The WG on AI4NS sessions were dedicated to the following thematic areas: anomaly detection; data analysis (flow, sensor, image); data integration; data management; defensive computer security (network) architecture; internet of things – cloud services; information protection; performance assessment; systems design analysis; threat analysis; training; vulnerability management; and adversarial AI.
Project 15: AI-Assisted Processing of Safeguards-relevant Information
The collection and evaluation of all safeguards-relevant information is one of the fundamental processes of safeguards implementations for the IAEA. The rapid increase in availability of large amounts of data and media types calls for new approaches to assist analysts in spotting “the signal in the noise”.
Project 16: Working Group on AI for Safeguards Verification
The Working Group on Artificial Intelligence for Safeguards Verification – established in connection with the IAEA Technical Meeting on Artificial Intelligence (AI) for Nuclear Technology and Application – focused on two different applications of AI in safeguards activities: verification of spent fuel and video surveillance. Using AI for spent fuel verification is extremely relevant to safeguards due to growing inventory of fissile material. Gamma spectroscopy and Cerenkov imaging data are utilized and numerical simulations supply training and test datasets for the models. These AI algorithms are interpretable and can be justified with physics. The accuracy for AI methods in spent fuel verification is sometimes on par with traditional instruments; however, the technology is not yet mature enough to make autonomous decisions.

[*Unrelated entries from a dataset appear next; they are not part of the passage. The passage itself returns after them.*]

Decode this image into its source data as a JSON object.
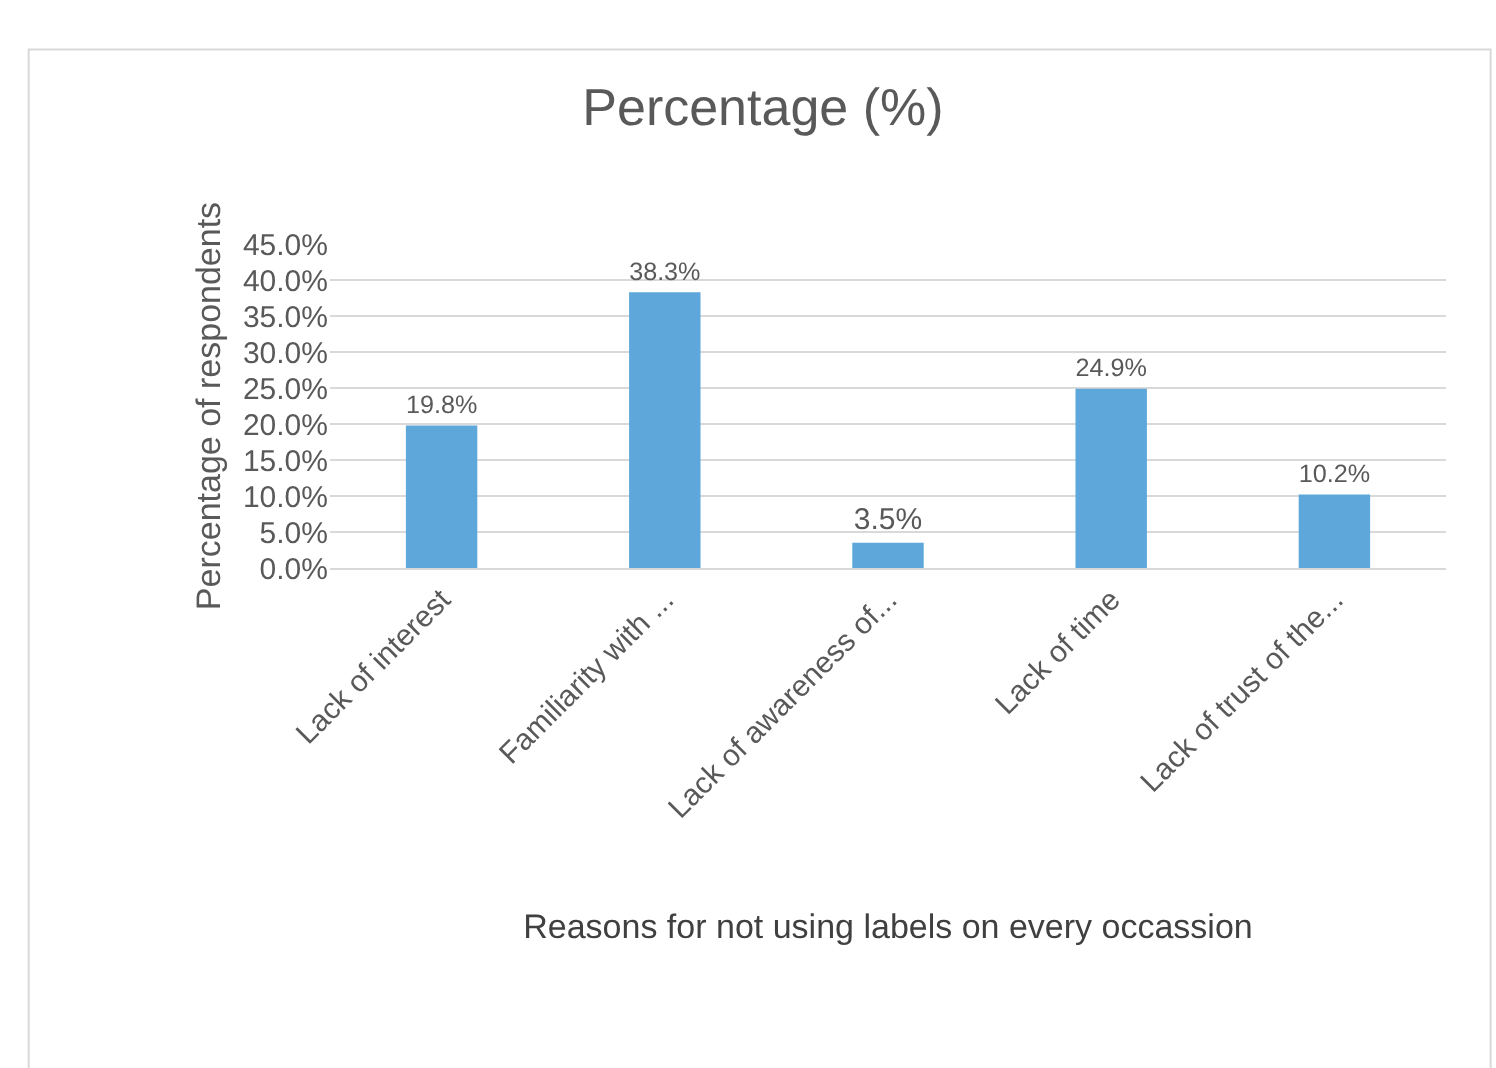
{
  "chart_data": {
    "type": "bar",
    "title": "Percentage (%)",
    "xlabel": "Reasons for not using labels on every occassion",
    "ylabel": "Percentage of respondents",
    "categories": [
      "Lack of interest",
      "Familiarity with ...",
      "Lack of awareness of...",
      "Lack of time",
      "Lack of trust of the..."
    ],
    "values": [
      19.8,
      38.3,
      3.5,
      24.9,
      10.2
    ],
    "value_labels": [
      "19.8%",
      "38.3%",
      "3.5%",
      "24.9%",
      "10.2%"
    ],
    "color": "#5ea7db",
    "ylim": [
      0,
      45
    ],
    "yticks": [
      {
        "value": 0,
        "label": "0.0%"
      },
      {
        "value": 5,
        "label": "5.0%"
      },
      {
        "value": 10,
        "label": "10.0%"
      },
      {
        "value": 15,
        "label": "15.0%"
      },
      {
        "value": 20,
        "label": "20.0%"
      },
      {
        "value": 25,
        "label": "25.0%"
      },
      {
        "value": 30,
        "label": "30.0%"
      },
      {
        "value": 35,
        "label": "35.0%"
      },
      {
        "value": 40,
        "label": "40.0%"
      },
      {
        "value": 45,
        "label": "45.0%"
      }
    ],
    "grid": "y",
    "legend": false
  }
}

Implementing AI for video surveillance could allow for large productivity gains in safeguards. Surveillance is challenging and time-consuming and AI could help with these issues. Data is acquired from similar facilities under surveillance and from simulations/digital twins. Algorithms can be used for many different applications including object detection, object tracking, anomaly detection, and processing of open-source data. Because of the consequences of missed events, improvements are needed to penalize false negatives.